Meta Company, in collaboration with researchers from the University of Chicago and the University of California, Berkeley, has developed a new framework called DreamGym, aimed at addressing the high costs, complex infrastructure, and unreliable feedback associated with training large language model (LLM) agents using reinforcement learning (RL). DreamGym trains agents by simulating RL environments, enabling them to efficiently handle complex applications.
DreamGym can dynamically adjust task difficulty during training, ensuring that agents gradually learn to solve more challenging problems. The research team's experiments show that DreamGym significantly improves the effectiveness of RL training, both in fully simulated environments and in scenarios where simulated learning is applied to the real world.

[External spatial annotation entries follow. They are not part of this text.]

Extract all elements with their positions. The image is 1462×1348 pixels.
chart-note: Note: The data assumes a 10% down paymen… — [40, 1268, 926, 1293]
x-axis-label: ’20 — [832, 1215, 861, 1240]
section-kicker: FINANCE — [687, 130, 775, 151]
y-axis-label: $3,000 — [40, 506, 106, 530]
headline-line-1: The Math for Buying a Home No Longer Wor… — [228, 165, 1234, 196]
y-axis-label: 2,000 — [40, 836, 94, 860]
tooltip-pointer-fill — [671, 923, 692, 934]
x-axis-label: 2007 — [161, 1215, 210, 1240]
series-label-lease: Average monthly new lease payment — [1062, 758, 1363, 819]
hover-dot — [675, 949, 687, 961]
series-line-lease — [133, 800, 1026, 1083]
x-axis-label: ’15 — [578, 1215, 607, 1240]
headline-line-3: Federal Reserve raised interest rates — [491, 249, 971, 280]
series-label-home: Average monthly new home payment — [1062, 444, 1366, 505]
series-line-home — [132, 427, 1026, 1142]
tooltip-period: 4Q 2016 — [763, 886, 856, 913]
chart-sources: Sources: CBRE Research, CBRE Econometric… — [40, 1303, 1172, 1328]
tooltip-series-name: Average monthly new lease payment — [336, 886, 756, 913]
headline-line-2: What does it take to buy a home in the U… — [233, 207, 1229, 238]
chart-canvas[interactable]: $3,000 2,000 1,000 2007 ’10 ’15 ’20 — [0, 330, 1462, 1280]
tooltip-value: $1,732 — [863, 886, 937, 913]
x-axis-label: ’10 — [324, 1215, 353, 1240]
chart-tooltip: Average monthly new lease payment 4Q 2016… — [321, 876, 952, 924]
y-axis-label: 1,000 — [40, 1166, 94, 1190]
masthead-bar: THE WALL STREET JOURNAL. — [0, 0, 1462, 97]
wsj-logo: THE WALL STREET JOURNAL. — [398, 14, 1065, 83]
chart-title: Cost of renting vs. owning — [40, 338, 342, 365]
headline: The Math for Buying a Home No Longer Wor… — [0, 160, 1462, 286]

In environments where RL can be applied but is costly, DreamGym can achieve performance comparable to popular algorithms by relying solely on synthetic interactions, greatly reducing the cost of data collection and environment interaction.

Training LLM agents using reinforcement learning faces various challenges. Real-world applications often involve long operation sequences and sparse feedback, and agents only receive positive signals after a series of correct operations. Additionally, collecting sufficiently diverse and verified data is expensive, often requiring human experts for verification and annotation. To address these issues, DreamGym provides an effective and safe training path.
The core of the DreamGym framework consists of three parts: first, the "reasoning-based experience model," which converts the dynamics of the target environment into a text space, simulating the application environment. Second, the "experience replay buffer," acting as a dynamic memory bank, helps guide the prediction of the experience model, ensuring the diversity of synthetic experiences. Third, the "curriculum task generator," which automatically generates new and more challenging tasks based on the agent's performance. These three components work together to form a closed system, achieving efficient agent training.
The researchers conducted multiple benchmark tests on DreamGym, including areas such as e-commerce, sensory control, and real web interactions. The results showed that DreamGym performed superiorly in various tasks, especially in the WebArena environment, where the success rate of the trained agents exceeded baseline methods by over 30%. Through this approach, DreamGym provides a feasible RL training solution for fields that were previously difficult to achieve.
Key points:
🌟 DreamGym trains AI agents through simulated environments, reducing the cost and risk of RL training.
🚀 The framework dynamically adjusts task difficulty, allowing agents to gradually solve more complex problems.
💡 Experimental results show that DreamGym performs better than traditional training methods in various application areas.